Simon Willison relates to David Wilson's reflection on launching more than 16 projects with AI tooling. A request for a quick Claude script can expand into an hour-long project without solving the original problem. Coding agents may produce tested, documented solutions rapidly, but people can maintain only so many projects. The critical skill may be discipline: deciding which ideas deserve continued attention.

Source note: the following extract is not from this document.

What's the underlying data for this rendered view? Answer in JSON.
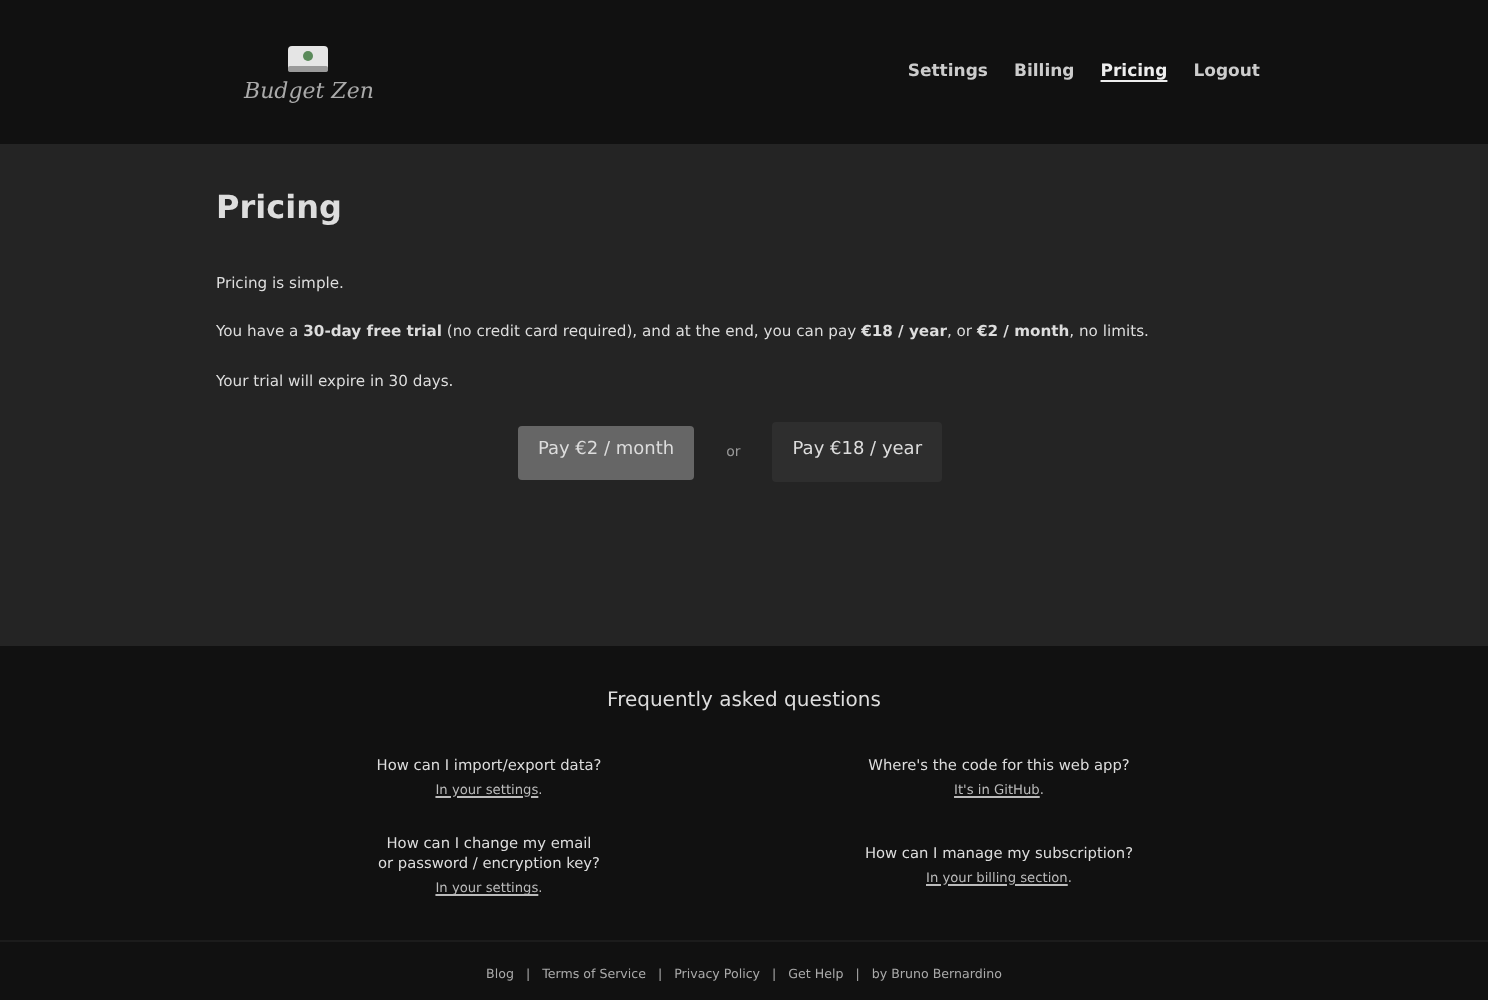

TechCrunch tested Google’s 24/7 AI assistant Gemini Spark and found it genuinely useful for everyday automation. The article highlights tasks such as inbox summaries and local event planning, suggesting Google is pushing Gemini toward a more persistent assistant experience. Still, the author questions why Google chose to make Gemini Spark a separate product instead of folding it into existing Gemini or Google services.
TechCrunch highlights a pointed comment from Box CEO Aaron Levie, who says CEOs are uniquely prone to “AI psychosis.” The piece frames this as a possible explanation for executives’ near-religious belief in AI-driven productivity gains. It does not present a product launch, model update, or research finding, but instead functions as a brief commentary on executive AI hype.
BenQ is expanding AI across its education and business display ecosystem, including software products such as SummarAI and Meeting Room System. The article says BenQ partnered with MetaAge to adopt Amazon Web Services generative AI. Its main claim is a 20x productivity improvement through Agentic Coding, though the provided excerpt does not include implementation details or measurement methodology.
Productivity startup ClickUp is undergoing a massive restructuring, laying off hundreds of human workers to deploy thousands of AI agents in their place. This move by the nine-year-old company highlights a pivotal and controversial shift in how tech firms scale operations. It serves as a stark real-world example of AI-driven labor displacement and the evolving nature of knowledge work.